In the case of Will and Sarah, the decision-making can be thought of as a sequential game, with three decision-making nodes. In the first node of the game, Will decides whether to leave the seat up or down. If he leaves the seat down, the game ends (because Sarah is happy). But if he leaves the seat up, Sarah gets angry. She then has the choice of whether to forgive Will, or punish him by nagging or throwing a minor tantrum. If Sarah forgives Will, then the game ends (and Will is pretty happy, because he got to leave the seat up and avoid the nagging). If instead Sarah punishes Will, then Will has the choice of agreeing to change his behaviour for the future, or ending the relationship. The game as a decision tree (extensive form) is presented below. The payoffs to Will and Sarah are simply ranked from 1 (best) to 4 (worst). Note that in this version of the game, ending the relationship is a worse outcome for Sarah than for Will. [*]
Will then goes on to point out that the outcome of this game crucially depends on how Will feels about Sarah. If he really wants to be with Sarah, then the game changes.
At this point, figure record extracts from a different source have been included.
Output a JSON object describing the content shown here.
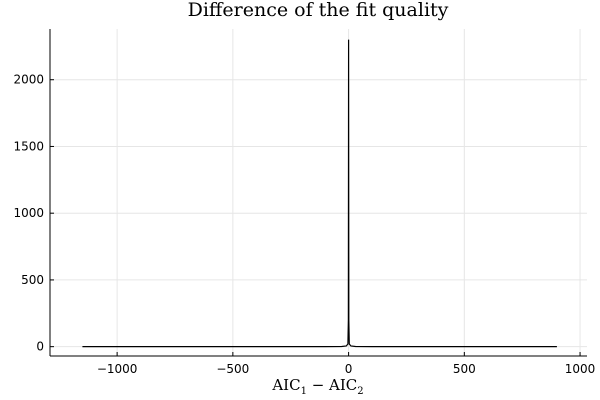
{
  "chart_data": {
    "type": "line",
    "title": "Difference of the fit quality",
    "xlabel": {
      "main": "AIC",
      "sub1": "1",
      "minus": " − ",
      "sub2": "2",
      "text": "AIC1 − AIC2"
    },
    "ylabel": "",
    "xlim": [
      -1290,
      1030
    ],
    "ylim": [
      -70,
      2380
    ],
    "xticks": [
      -1000,
      -500,
      0,
      500,
      1000
    ],
    "xtick_labels": [
      "−1000",
      "−500",
      "0",
      "500",
      "1000"
    ],
    "yticks": [
      0,
      500,
      1000,
      1500,
      2000
    ],
    "ytick_labels": [
      "0",
      "500",
      "1000",
      "1500",
      "2000"
    ],
    "grid": true,
    "legend": "none",
    "series": [
      {
        "color": "#000000",
        "x": [
          -1150,
          -500,
          -100,
          -30,
          -10,
          -3,
          -1,
          0,
          1,
          3,
          10,
          30,
          100,
          500,
          900
        ],
        "y": [
          0,
          0,
          0,
          1,
          5,
          20,
          200,
          2300,
          200,
          20,
          5,
          1,
          0,
          0,
          0
        ]
      }
    ]
  }
}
Now say that ending the relationship is the worst outcome for both Sarah and Will, as showing in the decision tree below.
Solving for equilibrium in this case (again using backward induction), we find that Will would agree to change his behaviour (because that provides him with his 3rd best payoff, compared with the worst payoff if he instead chose to end the relationship). Now, knowing that Will is going to change his behaviour, Sarah would choose to punish him if he leaves the seat up (because she would receive her second best payoff when he agrees to change, which is better than her third best payoff, which she would receive by forgiving Will). Now, knowing that Sarah will punish him, Will decides to leave the seat down (and receive his second best payoff, which is better than the third best payoff that he would receive if he left the seat up, because Sarah would then punish him and he would then change his behaviour).
All in all, this is a great example of a sequential game in action. Of course, the game as presented above is necessarily simplified - in fact this game is a repeated game, so the Nash equilibrium is more complex (as shown in the two papers linked at the beginning). But a great example nonetheless.
[*] Careful readers of Nicolson's book will notice that I have altered the payoffs in these games from those that appear in the book. Specifically, the payoff for Sarah in the case of the Up/Punish/Change outcome is that this is Sarah's second best payoff (whereas in the book it is her third, which is equal to the Up/Forgive outcome). I expect this was a slight error in the book.